MA 441 - Intro to Mathematical Analysis
This course introduces students to the fundamentals of mathematical analysis at an adequate level of rigor. Topics include fundamental mathematical logic and set theory, the real number systems, sequences, limits and completeness, elements of topology, continuity, derivatives and related theorems, Taylor expansions, the Riemann integral, and the Fundamental Theorem of Calculus.
Prerequisites: MA 227
MA441 and MA442 are capstone courses for mathematics majors. The two courses supply basic preparation for either graduate school or for application of mathematics to problems of science and engineering.
There are a number of different approaches to this course. The exact content of the course is not as important as the development of mathematical maturity by the students.

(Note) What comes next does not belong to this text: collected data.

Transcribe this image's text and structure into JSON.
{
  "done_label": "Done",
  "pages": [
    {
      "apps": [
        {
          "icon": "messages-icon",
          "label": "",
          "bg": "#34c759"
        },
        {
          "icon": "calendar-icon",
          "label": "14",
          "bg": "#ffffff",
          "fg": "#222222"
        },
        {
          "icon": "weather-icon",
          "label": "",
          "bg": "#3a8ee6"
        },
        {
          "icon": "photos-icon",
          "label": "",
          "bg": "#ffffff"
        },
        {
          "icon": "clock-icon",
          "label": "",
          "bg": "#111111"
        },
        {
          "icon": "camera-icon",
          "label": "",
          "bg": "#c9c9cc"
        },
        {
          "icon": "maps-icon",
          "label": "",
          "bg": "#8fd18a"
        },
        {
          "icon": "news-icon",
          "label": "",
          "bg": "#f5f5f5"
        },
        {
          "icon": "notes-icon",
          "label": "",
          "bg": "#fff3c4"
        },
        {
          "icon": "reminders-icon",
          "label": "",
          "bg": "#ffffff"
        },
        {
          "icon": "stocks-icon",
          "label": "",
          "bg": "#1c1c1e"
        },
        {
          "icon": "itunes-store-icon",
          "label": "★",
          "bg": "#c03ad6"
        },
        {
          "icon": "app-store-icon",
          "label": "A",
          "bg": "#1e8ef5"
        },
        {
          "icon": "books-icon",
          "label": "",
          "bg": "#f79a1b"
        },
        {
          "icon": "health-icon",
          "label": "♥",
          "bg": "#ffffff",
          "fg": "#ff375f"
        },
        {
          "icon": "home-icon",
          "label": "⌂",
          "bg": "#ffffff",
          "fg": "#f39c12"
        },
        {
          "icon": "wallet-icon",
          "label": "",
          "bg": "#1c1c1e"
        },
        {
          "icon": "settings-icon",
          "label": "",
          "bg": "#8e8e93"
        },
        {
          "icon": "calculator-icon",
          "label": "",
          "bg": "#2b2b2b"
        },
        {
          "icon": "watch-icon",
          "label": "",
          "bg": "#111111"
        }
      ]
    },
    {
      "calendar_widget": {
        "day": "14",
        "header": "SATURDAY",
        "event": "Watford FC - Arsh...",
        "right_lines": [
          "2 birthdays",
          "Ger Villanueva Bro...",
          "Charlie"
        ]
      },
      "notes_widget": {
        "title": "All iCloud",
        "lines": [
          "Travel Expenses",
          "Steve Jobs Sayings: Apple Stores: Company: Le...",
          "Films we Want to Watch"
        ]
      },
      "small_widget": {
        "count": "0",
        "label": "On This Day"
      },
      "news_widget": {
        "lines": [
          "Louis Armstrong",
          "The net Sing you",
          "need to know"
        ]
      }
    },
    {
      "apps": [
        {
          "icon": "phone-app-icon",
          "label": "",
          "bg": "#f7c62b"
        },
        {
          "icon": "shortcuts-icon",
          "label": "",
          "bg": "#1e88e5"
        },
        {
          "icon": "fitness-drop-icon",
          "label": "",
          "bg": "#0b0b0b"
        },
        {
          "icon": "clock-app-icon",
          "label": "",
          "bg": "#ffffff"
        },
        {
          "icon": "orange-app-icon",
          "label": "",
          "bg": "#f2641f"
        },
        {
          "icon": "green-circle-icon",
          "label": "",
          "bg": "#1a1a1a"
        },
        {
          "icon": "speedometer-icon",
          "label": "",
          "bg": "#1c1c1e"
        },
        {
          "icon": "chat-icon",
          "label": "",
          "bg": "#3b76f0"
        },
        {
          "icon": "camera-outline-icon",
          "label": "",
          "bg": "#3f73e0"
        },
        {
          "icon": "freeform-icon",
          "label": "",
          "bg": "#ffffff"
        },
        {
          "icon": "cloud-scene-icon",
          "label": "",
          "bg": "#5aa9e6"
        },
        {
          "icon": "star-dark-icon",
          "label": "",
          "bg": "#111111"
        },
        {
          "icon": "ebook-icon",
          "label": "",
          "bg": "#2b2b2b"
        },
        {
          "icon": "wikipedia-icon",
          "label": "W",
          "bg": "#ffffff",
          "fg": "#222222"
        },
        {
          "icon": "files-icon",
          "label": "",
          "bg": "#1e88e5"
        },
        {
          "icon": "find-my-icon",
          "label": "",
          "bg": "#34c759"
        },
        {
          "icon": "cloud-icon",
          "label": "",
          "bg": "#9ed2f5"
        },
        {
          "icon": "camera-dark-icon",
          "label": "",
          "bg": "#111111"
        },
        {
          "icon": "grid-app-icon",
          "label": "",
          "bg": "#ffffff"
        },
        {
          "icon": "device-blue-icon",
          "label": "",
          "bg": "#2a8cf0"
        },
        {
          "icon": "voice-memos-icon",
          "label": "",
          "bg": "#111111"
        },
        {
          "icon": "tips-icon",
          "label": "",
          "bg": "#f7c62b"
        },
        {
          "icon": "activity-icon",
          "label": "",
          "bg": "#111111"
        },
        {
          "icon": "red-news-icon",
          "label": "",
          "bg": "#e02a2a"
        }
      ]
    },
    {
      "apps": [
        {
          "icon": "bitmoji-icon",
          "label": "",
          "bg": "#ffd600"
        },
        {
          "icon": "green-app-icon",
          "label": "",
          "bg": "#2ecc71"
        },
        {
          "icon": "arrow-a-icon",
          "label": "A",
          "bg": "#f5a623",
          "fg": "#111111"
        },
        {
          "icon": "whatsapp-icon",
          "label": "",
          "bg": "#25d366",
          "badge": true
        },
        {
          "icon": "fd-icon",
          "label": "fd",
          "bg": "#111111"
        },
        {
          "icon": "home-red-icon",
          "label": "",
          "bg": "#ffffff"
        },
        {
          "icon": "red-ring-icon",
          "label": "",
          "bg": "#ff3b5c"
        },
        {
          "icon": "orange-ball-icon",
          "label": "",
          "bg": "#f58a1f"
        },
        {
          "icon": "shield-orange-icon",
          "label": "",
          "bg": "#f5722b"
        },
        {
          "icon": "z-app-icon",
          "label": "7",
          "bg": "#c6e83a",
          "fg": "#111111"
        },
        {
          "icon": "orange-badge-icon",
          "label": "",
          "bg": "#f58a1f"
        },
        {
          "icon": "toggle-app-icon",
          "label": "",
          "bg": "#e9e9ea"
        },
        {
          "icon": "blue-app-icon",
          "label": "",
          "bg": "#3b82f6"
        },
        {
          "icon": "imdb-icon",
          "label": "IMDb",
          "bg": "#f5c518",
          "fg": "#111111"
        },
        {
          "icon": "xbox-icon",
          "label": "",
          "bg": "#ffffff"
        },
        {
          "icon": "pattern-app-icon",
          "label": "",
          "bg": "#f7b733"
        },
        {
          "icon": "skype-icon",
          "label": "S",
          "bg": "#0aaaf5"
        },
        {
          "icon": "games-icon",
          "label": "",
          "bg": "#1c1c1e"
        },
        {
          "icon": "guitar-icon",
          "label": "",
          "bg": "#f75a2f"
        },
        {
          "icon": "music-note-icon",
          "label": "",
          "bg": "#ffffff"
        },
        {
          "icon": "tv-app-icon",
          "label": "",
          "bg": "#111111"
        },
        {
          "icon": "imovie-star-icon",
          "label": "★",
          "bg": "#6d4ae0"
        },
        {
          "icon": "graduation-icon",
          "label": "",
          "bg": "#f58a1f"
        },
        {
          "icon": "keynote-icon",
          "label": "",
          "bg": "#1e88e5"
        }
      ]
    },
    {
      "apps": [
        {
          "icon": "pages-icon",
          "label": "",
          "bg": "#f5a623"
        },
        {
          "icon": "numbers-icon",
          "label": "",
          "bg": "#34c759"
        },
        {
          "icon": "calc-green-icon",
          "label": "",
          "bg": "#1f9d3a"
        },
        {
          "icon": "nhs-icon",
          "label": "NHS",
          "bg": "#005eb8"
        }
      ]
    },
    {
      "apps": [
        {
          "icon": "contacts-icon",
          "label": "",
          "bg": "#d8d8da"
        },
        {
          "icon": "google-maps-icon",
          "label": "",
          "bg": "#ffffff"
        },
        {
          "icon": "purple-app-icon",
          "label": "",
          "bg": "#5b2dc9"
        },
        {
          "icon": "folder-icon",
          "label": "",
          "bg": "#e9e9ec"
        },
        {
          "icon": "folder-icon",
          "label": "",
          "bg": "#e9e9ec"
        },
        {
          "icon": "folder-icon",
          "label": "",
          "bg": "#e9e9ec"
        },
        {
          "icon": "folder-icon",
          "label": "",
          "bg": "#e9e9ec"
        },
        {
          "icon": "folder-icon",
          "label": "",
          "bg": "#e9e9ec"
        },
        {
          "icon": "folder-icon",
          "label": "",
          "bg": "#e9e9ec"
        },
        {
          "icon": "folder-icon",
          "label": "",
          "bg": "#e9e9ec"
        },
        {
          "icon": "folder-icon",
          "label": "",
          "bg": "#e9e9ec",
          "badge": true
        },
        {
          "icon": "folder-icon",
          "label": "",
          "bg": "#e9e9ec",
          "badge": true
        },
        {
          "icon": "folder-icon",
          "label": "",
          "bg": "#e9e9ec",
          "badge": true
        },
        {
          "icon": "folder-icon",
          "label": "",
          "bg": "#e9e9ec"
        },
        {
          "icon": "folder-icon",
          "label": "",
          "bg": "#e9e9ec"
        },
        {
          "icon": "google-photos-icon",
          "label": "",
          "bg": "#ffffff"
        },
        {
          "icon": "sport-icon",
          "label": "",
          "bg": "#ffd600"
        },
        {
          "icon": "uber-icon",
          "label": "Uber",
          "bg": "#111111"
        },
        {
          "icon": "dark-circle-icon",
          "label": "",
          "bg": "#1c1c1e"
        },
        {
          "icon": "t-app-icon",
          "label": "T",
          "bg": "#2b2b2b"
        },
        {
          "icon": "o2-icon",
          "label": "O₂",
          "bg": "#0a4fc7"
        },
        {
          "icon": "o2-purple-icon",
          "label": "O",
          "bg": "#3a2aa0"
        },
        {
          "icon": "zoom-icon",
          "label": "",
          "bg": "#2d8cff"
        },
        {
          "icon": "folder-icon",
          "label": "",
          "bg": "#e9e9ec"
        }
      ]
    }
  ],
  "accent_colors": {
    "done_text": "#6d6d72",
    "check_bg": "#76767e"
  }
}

Accordingly course outcomes are based on Bloom’s taxonomy.
- Know: Recall definitions and statements of theorems.
- Comprehend: Be able explain and restate theorems and definitions in different contexts and as they apply to special cases.
- Apply: Use the theorems and techniques taught in the course to solve problems.
- Analyze: Recognize which theorems and definitions apply to various situations.
- Synthesize: Be able to construct proofs.
The outcomes are repeated for each of the three major divisions of the course, namely
- Properties of the real numbers;
- Sequences, series, continuity;
- Differentiation and integration.
Thus there are altogether fifteen course outcomes.
Walter Rudin, Principles of Mathematical Analysis
John O’Connor, A First Analysis Course
Frank Morgan, Real Analysis